Earlier in my life, I became a pilot, through one of the most disciplined, consequential kinds of study anyone can imagine. If you have a memory lapse on stage, that’s a problem, but if you make a big mistake while flying, you have a really big problem. In the first lesson in an actual airplane, after lots of foundational classroom learning, the instructor says, “Do this. Now this. Now this. Now this. Now pull back on this.”  And…as if by magic, you are in the air, at the controls, flying the plane. (Landing it is a whole other story.)

That is a version of what we do. Someone starts us. “Do this!” We have the music on the page, or we have the music we love in our heads. Later, someone says, “Now you’re ready to do this, so do it!” And so on, maybe for years, but at a certain point, magically, you are in the air, in control for yourself.

I’d like to close with a simple reflection. I don’t know if it will be obvious….

You are here today at what I hope is a beautiful, memorable, important time in your lives. Fabulously, all of us on this stage are also here at a beautiful, memorable, important time in our lives!
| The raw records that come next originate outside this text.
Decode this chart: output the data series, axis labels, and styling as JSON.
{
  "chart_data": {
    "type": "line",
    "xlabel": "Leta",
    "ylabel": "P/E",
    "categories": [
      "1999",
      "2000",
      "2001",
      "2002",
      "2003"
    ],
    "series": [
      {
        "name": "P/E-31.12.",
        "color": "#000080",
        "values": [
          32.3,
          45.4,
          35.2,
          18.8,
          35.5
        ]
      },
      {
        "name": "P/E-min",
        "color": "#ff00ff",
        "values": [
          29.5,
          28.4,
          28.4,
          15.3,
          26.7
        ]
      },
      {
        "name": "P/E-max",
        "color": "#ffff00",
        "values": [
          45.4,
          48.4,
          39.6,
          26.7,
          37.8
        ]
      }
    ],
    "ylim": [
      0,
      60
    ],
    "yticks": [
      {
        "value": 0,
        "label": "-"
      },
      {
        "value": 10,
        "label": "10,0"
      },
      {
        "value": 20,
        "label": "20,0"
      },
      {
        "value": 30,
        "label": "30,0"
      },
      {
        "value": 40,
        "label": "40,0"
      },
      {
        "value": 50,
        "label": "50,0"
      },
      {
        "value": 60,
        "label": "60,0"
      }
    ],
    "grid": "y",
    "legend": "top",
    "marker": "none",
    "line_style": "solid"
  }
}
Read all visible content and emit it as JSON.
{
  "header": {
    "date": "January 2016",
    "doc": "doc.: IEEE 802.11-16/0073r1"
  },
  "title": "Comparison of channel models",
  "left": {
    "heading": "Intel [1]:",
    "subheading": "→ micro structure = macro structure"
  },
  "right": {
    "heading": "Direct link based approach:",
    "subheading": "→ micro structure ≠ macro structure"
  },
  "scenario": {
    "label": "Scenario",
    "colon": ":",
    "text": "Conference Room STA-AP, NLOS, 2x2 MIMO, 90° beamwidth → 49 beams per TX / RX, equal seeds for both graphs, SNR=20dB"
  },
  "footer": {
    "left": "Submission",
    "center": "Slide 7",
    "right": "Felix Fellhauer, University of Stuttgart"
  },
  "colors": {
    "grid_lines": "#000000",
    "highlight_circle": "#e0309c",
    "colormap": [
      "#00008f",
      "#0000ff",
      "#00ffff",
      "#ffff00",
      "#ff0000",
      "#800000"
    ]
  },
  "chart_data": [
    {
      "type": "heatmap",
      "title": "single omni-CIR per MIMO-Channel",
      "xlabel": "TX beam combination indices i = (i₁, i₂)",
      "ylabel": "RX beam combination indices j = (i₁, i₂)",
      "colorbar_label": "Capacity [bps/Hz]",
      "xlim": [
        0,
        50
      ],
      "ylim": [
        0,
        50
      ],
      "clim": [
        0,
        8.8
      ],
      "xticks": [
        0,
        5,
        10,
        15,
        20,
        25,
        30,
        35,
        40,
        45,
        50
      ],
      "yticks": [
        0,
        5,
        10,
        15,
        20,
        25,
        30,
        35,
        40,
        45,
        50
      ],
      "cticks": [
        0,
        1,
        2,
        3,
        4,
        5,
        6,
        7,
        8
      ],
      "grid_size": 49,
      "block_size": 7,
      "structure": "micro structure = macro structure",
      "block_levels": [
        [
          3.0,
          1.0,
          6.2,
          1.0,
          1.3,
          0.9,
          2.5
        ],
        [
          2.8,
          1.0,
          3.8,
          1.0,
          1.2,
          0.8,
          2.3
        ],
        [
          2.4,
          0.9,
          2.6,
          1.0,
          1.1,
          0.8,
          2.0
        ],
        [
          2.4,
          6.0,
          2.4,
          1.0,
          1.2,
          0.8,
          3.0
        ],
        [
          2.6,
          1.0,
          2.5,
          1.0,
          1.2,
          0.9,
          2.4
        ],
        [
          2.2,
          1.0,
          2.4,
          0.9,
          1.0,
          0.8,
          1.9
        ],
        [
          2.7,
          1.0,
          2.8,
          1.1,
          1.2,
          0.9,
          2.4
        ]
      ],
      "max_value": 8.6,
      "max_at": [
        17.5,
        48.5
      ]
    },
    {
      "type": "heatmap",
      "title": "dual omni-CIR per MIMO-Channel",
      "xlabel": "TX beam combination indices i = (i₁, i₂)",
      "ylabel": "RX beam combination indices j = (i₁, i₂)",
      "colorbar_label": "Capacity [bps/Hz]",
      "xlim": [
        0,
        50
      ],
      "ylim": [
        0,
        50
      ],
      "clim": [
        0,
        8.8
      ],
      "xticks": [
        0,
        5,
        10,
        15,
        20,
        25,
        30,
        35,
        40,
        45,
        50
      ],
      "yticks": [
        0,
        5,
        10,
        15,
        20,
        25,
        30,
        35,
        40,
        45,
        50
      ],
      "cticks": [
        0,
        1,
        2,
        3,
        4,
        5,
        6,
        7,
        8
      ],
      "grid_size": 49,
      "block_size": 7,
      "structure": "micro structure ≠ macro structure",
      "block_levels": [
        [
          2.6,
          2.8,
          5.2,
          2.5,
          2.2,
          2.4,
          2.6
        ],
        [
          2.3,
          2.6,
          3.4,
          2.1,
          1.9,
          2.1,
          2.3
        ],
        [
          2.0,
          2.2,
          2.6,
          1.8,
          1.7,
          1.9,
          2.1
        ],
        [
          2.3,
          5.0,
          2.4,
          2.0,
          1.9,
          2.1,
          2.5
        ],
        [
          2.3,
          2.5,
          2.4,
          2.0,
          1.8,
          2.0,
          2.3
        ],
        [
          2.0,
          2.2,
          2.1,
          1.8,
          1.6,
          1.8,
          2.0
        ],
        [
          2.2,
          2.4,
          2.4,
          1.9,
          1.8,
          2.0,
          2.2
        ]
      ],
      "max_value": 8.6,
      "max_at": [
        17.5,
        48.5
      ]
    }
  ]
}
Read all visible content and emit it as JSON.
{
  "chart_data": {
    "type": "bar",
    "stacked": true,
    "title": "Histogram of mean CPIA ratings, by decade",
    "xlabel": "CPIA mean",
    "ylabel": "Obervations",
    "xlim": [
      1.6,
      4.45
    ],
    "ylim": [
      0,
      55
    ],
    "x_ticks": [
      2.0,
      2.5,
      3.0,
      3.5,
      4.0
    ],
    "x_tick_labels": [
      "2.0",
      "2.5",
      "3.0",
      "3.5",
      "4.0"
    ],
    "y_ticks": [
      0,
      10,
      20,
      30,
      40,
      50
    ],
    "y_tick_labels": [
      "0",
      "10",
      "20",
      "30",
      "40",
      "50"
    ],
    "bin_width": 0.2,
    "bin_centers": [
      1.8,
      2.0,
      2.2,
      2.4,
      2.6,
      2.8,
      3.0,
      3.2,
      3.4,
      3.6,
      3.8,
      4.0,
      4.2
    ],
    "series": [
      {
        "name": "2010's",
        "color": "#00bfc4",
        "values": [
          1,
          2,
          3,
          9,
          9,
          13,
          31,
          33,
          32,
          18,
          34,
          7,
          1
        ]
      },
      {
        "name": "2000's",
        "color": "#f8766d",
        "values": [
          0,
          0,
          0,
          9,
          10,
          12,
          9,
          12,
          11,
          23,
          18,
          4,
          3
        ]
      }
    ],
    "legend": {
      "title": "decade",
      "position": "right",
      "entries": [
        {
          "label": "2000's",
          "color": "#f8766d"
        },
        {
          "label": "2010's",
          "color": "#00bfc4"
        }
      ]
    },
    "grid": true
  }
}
The order of things is that you will become us. We will go, and the controls will be yours. For me, the great majority of my work has been to try to honor the wonderful people who helped me, who inspired me, who came before. That has included so many! A small part, also, is to reflect on what I hope never to perpetuate – things that aren’t right, that should not continue. And there is enough of that to keep us working night and day.

But you will be for others what others have been for you, and where others are now responsible, you will be responsible.

Stay in bloom! Take the controls! Open up! Become who you are! And, if you do become a pilot, remember that landing is harder than taking off.